Usually, we are much harder on ourselves than we need to be.  There will always be lots of things that we can’t do well, but there will also be a few things that we can do (or have the potential to do) exceptionally well.  Don’t spend your time focused on the many things that you can’t do, or you may never have time for the few things you have the potential to excel at.  Spending too much time focused on your weaknesses is like sacrificing your strengths.  Don’t waste them.  🙂

How do you balance your strengths and your weaknesses?  Have you found it more advantageous to develop your weaknesses or to focus on your strengths?  Feel free to leave your answer in the comments.

{ 8 comments… add one }
  • Positively Present April 21, 2009, 6:35 pm

    This is such a great post. So often we are thinking about what we did wrong and not about what we did right. I definitely find it better to work on my strengths.

    http://positivelypresent.typepad.com

    Positively Present’s last blog post..change your mind about change

  • Christopher April 21, 2009, 9:50 pm

    Glass half full right? I’m so bad at that. Thanks for the reminder!!!

    Christopher’s last blog post..New York City Public School Kids Sing Coldplay’s "Viva La Vida"

  • Karen Chaffee April 22, 2009, 12:34 am

    I have found it better to focus on my strengths. They can help compensate for my weaknesses, as well as stand on their own merit. Great post!

  • Daphne April 22, 2009, 12:46 am

    Amanda,

    I love your wisdom and gentle way of saying things. Just yesterday I was discussing with a group of people how we are often quick to criticise and slow to praise, and you’ve said it extremely well here. We need to remember to praise ourselves too.

    Daphne’s last blog post..7 Kreativ Posts on the Dance of Life

  • Lee Ann / Living Introverted April 22, 2009, 6:20 am

    Hi Amanda,

    This is a great post! I’ve often wondered why we do this to ourselves – pick out our faults (real or not) and mistakes and then forget about our own greatness – I do it – in fact, this post is timely for me because it seems I’ve been doing it a lot lately!

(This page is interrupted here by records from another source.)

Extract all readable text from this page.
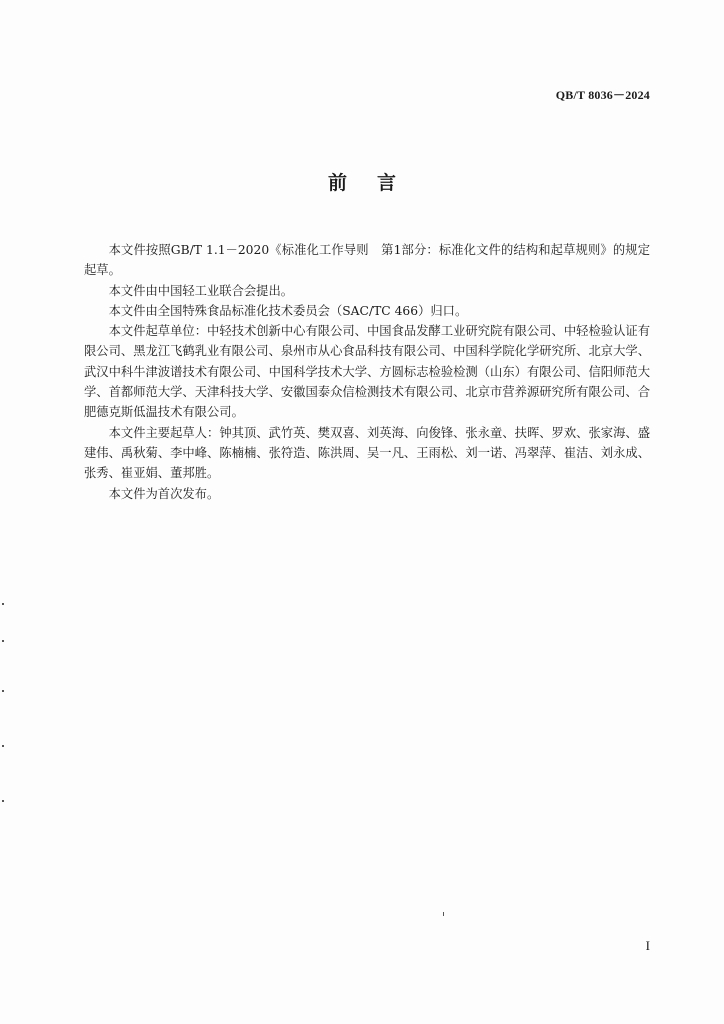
QB/T 8036－2024
前言

本文件按照GB/T 1.1－2020《标准化工作导则　第1部分：标准化文件的结构和起草规则》的规定起草。

本文件由中国轻工业联合会提出。

本文件由全国特殊食品标准化技术委员会（SAC/TC 466）归口。

本文件起草单位：中轻技术创新中心有限公司、中国食品发酵工业研究院有限公司、中轻检验认证有限公司、黑龙江飞鹤乳业有限公司、泉州市从心食品科技有限公司、中国科学院化学研究所、北京大学、武汉中科牛津波谱技术有限公司、中国科学技术大学、方圆标志检验检测（山东）有限公司、信阳师范大学、首都师范大学、天津科技大学、安徽国泰众信检测技术有限公司、北京市营养源研究所有限公司、合肥德克斯低温技术有限公司。

本文件主要起草人：钟其顶、武竹英、樊双喜、刘英海、向俊锋、张永童、扶晖、罗欢、张家海、盛建伟、禹秋菊、李中峰、陈楠楠、张符造、陈洪周、吴一凡、王雨松、刘一诺、冯翠萍、崔洁、刘永成、张秀、崔亚娟、董邦胜。

本文件为首次发布。

I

    In an effort to curb my own lack of appreciation for the gifts I have and the good things that I do, I’ve made a concerted effort to nurture myself and take note of my accomplishments and the value I bring to the world and my family and friends and then examine my “faults” to see if they are true and need work, or if I am possibly giving them too much power.

    I agree with Daphne that we are often quick to criticize and slow to praise with both others and ourselves. It’s time to turn that around! 🙂 Self awareness is the first step.

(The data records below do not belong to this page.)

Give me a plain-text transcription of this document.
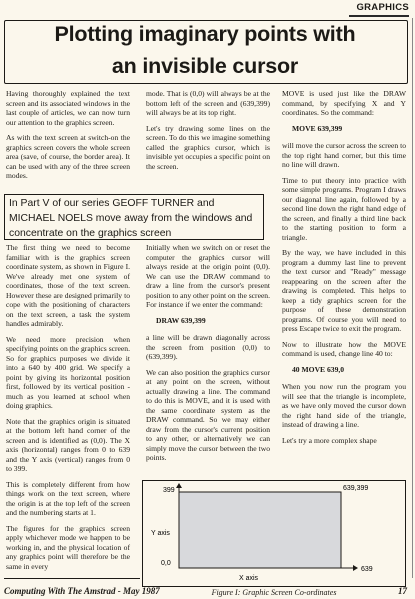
GRAPHICS
Plotting imaginary points with
an invisible cursor

Having thoroughly explained the text screen and its associated windows in the last couple of articles, we can now turn our attention to the graphics screen.

As with the text screen at switch-on the graphics screen covers the whole screen area (save, of course, the border area). It can be used with any of the three screen modes.

mode. That is (0,0) will always be at the bottom left of the screen and (639,399) will always be at its top right.

Let's try drawing some lines on the screen. To do this we imagine something called the graphics cursor, which is invisible yet occupies a specific point on the screen.

In Part V of our series GEOFF TURNER and MICHAEL NOELS move away from the windows and concentrate on the graphics screen

The first thing we need to become familiar with is the graphics screen coordinate system, as shown in Figure I. We've already met one system of coordinates, those of the text screen. However these are designed primarily to cope with the positioning of characters on the text screen, a task the system handles admirably.

We need more precision when specifying points on the graphics screen. So for graphics purposes we divide it into a 640 by 400 grid. We specify a point by giving its horizontal position first, followed by its vertical position - much as you learned at school when doing graphics.

Note that the graphics origin is situated at the bottom left hand corner of the screen and is identified as (0,0). The X axis (horizontal) ranges from 0 to 639 and the Y axis (vertical) ranges from 0 to 399.

This is completely different from how things work on the text screen, where the origin is at the top left of the screen and the numbering starts at 1.

The figures for the graphics screen apply whichever mode we happen to be working in, and the physical location of any graphics point will therefore be the same in every

Initially when we switch on or reset the computer the graphics cursor will always reside at the origin point (0,0). We can use the DRAW command to draw a line from the cursor's present position to any other point on the screen. For instance if we enter the command:

DRAW 639,399

a line will be drawn diagonally across the screen from position (0,0) to (639,399).

We can also position the graphics cursor at any point on the screen, without actually drawing a line. The command to do this is MOVE, and it is used with the same coordinate system as the DRAW command. So we may either draw from the cursor's current position to any other, or alternatively we can simply move the cursor between the two points.

MOVE is used just like the DRAW command, by specifying X and Y coordinates. So the command:

MOVE 639,399

will move the cursor across the screen to the top right hand corner, but this time no line will drawn.

Time to put theory into practice with some simple programs. Program I draws our diagonal line again, followed by a second line down the right hand edge of the screen, and finally a third line back to the starting position to form a triangle.

By the way, we have included in this program a dummy last line to prevent the text cursor and "Ready" message reappearing on the screen after the drawing is completed. This helps to keep a tidy graphics screen for the purpose of these demonstration programs. Of course you will need to press Escape twice to exit the program.

Now to illustrate how the MOVE command is used, change line 40 to:

40 MOVE 639,0

When you now run the program you will see that the triangle is incomplete, as we have only moved the cursor down the right hand side of the triangle, instead of drawing a line.

Let's try a more complex shape

399	639,399
Y axis
0,0
639
X axis
Figure I: Graphic Screen Co-ordinates
Computing With The Amstrad - May 1987	17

    Lee Ann / Living Introverted’s last blog post..How to Develop Your Introvert Inner Life

  • Amanda Linehan April 22, 2009, 8:57 pm

    Hi Positively Present – Thanks for your perspective on this. 🙂

    Hi Christopher – Yes! This is definitely a glass half-full approach!

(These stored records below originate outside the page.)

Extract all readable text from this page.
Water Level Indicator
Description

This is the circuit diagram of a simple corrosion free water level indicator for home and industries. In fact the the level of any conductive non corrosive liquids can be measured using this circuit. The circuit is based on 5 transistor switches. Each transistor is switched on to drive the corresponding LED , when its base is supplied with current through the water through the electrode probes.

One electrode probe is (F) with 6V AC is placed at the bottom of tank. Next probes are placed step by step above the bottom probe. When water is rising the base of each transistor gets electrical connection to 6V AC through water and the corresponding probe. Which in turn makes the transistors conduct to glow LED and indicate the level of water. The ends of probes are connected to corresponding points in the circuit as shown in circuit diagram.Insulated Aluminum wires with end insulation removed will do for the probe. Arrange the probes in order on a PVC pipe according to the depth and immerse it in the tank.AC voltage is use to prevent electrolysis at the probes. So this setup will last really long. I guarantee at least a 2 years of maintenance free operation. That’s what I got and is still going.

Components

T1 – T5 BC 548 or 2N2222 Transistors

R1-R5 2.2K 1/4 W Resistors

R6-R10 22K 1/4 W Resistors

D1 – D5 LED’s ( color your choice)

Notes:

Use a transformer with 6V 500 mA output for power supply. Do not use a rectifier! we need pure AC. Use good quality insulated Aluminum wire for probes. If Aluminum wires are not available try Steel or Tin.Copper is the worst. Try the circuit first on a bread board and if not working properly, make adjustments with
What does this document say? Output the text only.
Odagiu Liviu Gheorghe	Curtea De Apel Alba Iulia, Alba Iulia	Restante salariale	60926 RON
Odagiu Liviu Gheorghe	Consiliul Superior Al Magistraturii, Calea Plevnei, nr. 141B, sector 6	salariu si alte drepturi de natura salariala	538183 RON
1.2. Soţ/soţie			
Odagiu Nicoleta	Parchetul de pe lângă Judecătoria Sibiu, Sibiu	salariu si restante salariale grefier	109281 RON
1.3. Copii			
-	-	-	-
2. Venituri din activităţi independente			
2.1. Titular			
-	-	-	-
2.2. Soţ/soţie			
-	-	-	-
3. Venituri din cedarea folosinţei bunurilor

    Hi Karen – That’s a good point. Our strengths can overshadow our weaknesses (thank goodness) and using them that way makes us focus on our weaknesses a little less.

    Hi Daphne – Thanks very much 🙂 It’s funny that “praise” is often our second thought. It would be nice if it were the first.

    Hi Lee Ann – I also used to be very tuned in to things that I didn’t like about myself – things that others seemed to be much better at than me. But the whole time I was missing the things that I did well that many other people don’t do as well. I’m glad I was able to see myself from another angle 🙂

  • Vikum April 23, 2009, 1:15 pm

    Hi Amanda,
    A nice fact and a great post. We need to focus on our strengths and praise ourselves about them than criticize ourselves about our weaknesses. No matter how little the strengths are we need to find them. well said.

  • Amanda Linehan April 24, 2009, 10:39 am

    Hi Vikum – Yes, we do need to find those strengths and usually we find that they are not that little! Especially if we begin to spend time developing them. Thanks!